Numerical and experimental results of a novel and generic methodology for energy performance evaluation of thermal systems using renewable energies

Abstract

At present there is no reliable approach to model and characterize thermal systems using renewable energy for building applications based on experimental data. The results of the existing approaches are valid only for specific conditions (climate type and thermal building properties). The aim of this paper is to present a generic methodology to evaluate the energy performance of such systems. Artificial neural networks (ANNs) have proved to be suitable to tackle such complex problems, particularly when the system to be modelled is compact and cannot be divided up during the testing stage. Reliable “black box” ANN modelling is able to identify global models of the whole system without any advanced knowledge of its internal operating principles.
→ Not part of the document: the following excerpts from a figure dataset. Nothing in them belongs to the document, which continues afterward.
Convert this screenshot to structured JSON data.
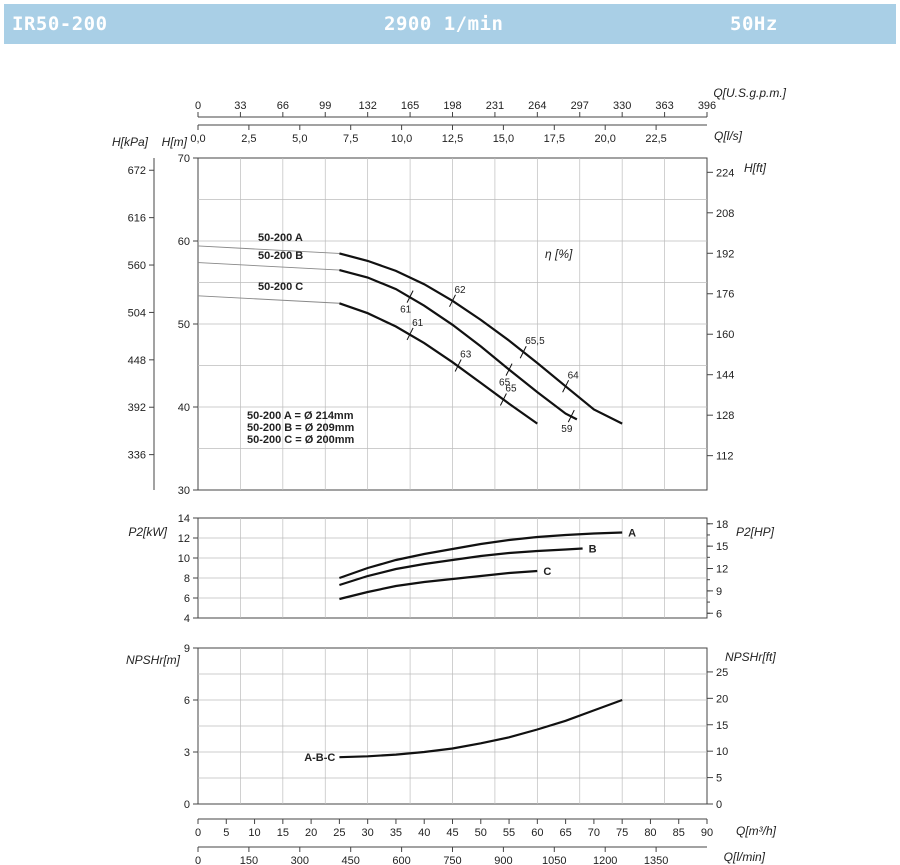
{
  "header": {
    "model": "IR50-200",
    "speed": "2900 1/min",
    "frequency": "50Hz",
    "background_color": "#a9cfe6"
  },
  "chart_data": {
    "type": "line",
    "flow_axes": {
      "usgpm": {
        "label": "Q[U.S.g.p.m.]",
        "ticks": [
          "0",
          "33",
          "66",
          "99",
          "132",
          "165",
          "198",
          "231",
          "264",
          "297",
          "330",
          "363",
          "396"
        ]
      },
      "ls": {
        "label": "Q[l/s]",
        "ticks": [
          "0,0",
          "2,5",
          "5,0",
          "7,5",
          "10,0",
          "12,5",
          "15,0",
          "17,5",
          "20,0",
          "22,5"
        ]
      },
      "m3h": {
        "label": "Q[m³/h]",
        "ticks": [
          "0",
          "5",
          "10",
          "15",
          "20",
          "25",
          "30",
          "35",
          "40",
          "45",
          "50",
          "55",
          "60",
          "65",
          "70",
          "75",
          "80",
          "85",
          "90"
        ]
      },
      "lmin": {
        "label": "Q[l/min]",
        "ticks": [
          "0",
          "150",
          "300",
          "450",
          "600",
          "750",
          "900",
          "1050",
          "1200",
          "1350"
        ]
      },
      "xlim": [
        0,
        90
      ]
    },
    "head_panel": {
      "ylabel_left": "H[m]",
      "ylabel_kpa": "H[kPa]",
      "ylabel_right": "H[ft]",
      "ylim": [
        30,
        70
      ],
      "yticks_m": [
        "30",
        "40",
        "50",
        "60",
        "70"
      ],
      "yticks_kpa": [
        "336",
        "392",
        "448",
        "504",
        "560",
        "616",
        "672"
      ],
      "yticks_ft": [
        "112",
        "128",
        "144",
        "160",
        "176",
        "192",
        "208",
        "224"
      ],
      "efficiency_label": "η [%]",
      "series": [
        {
          "name": "50-200 A",
          "x": [
            25,
            30,
            35,
            40,
            45,
            50,
            55,
            60,
            65,
            70,
            75
          ],
          "y": [
            58.5,
            57.6,
            56.4,
            54.8,
            52.8,
            50.5,
            48,
            45.3,
            42.5,
            39.7,
            38
          ]
        },
        {
          "name": "50-200 B",
          "x": [
            25,
            30,
            35,
            40,
            45,
            50,
            55,
            60,
            65,
            67
          ],
          "y": [
            56.5,
            55.6,
            54.2,
            52.2,
            49.9,
            47.3,
            44.5,
            41.8,
            39.2,
            38.5
          ]
        },
        {
          "name": "50-200 C",
          "x": [
            25,
            30,
            35,
            40,
            45,
            50,
            55,
            60
          ],
          "y": [
            52.5,
            51.3,
            49.7,
            47.7,
            45.4,
            42.9,
            40.4,
            38
          ]
        }
      ],
      "efficiency_marks": [
        {
          "label": "62",
          "x": 45,
          "y": 52.8
        },
        {
          "label": "65,5",
          "x": 57.5,
          "y": 46.6
        },
        {
          "label": "64",
          "x": 65,
          "y": 42.5
        },
        {
          "label": "61",
          "x": 37.5,
          "y": 53.3
        },
        {
          "label": "65",
          "x": 55,
          "y": 44.5
        },
        {
          "label": "59",
          "x": 66,
          "y": 38.9
        },
        {
          "label": "61",
          "x": 37.5,
          "y": 48.8
        },
        {
          "label": "63",
          "x": 46,
          "y": 45
        },
        {
          "label": "65",
          "x": 54,
          "y": 40.9
        }
      ],
      "diameter_notes": [
        "50-200 A = Ø 214mm",
        "50-200 B = Ø 209mm",
        "50-200 C = Ø 200mm"
      ]
    },
    "power_panel": {
      "ylabel_left": "P2[kW]",
      "ylabel_right": "P2[HP]",
      "ylim": [
        4,
        14
      ],
      "yticks_kw": [
        "4",
        "6",
        "8",
        "10",
        "12",
        "14"
      ],
      "yticks_hp": [
        "6",
        "9",
        "12",
        "15",
        "18"
      ],
      "series": [
        {
          "name": "A",
          "x": [
            25,
            30,
            35,
            40,
            45,
            50,
            55,
            60,
            65,
            70,
            75
          ],
          "y": [
            8,
            9,
            9.8,
            10.4,
            10.9,
            11.4,
            11.8,
            12.1,
            12.3,
            12.45,
            12.55
          ]
        },
        {
          "name": "B",
          "x": [
            25,
            30,
            35,
            40,
            45,
            50,
            55,
            60,
            65,
            68
          ],
          "y": [
            7.3,
            8.2,
            8.9,
            9.4,
            9.8,
            10.2,
            10.5,
            10.7,
            10.85,
            10.95
          ]
        },
        {
          "name": "C",
          "x": [
            25,
            30,
            35,
            40,
            45,
            50,
            55,
            60
          ],
          "y": [
            5.9,
            6.6,
            7.2,
            7.6,
            7.9,
            8.2,
            8.5,
            8.7
          ]
        }
      ]
    },
    "npsh_panel": {
      "ylabel_left": "NPSHr[m]",
      "ylabel_right": "NPSHr[ft]",
      "ylim": [
        0,
        9
      ],
      "yticks_m": [
        "0",
        "3",
        "6",
        "9"
      ],
      "yticks_ft": [
        "0",
        "5",
        "10",
        "15",
        "20",
        "25"
      ],
      "series": [
        {
          "name": "A-B-C",
          "x": [
            25,
            30,
            35,
            40,
            45,
            50,
            55,
            60,
            65,
            70,
            75
          ],
          "y": [
            2.7,
            2.75,
            2.85,
            3,
            3.2,
            3.5,
            3.85,
            4.3,
            4.8,
            5.4,
            6
          ]
        }
      ]
    }
  }
}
The knowledge of the system’s global inputs and outputs is sufficient. The proposed methodology is applied to evaluate three different Solar Combisystems (SCSs) combined with a gas boiler or a heat pump (HP) as an auxiliary system. The results show that the best ANN models were able to predict with a satisfactory degree of precision, the annual energy consumption of the all systems except the SCS combined with air source HP, in different conditions, based on a learning sequence lasting only 12days. In fact, the annual energy prediction errors were less than 10% in most cases. The methodology limitations appear in extreme boundary conditions (Barcelona climate) compared to those used during the ANN training process.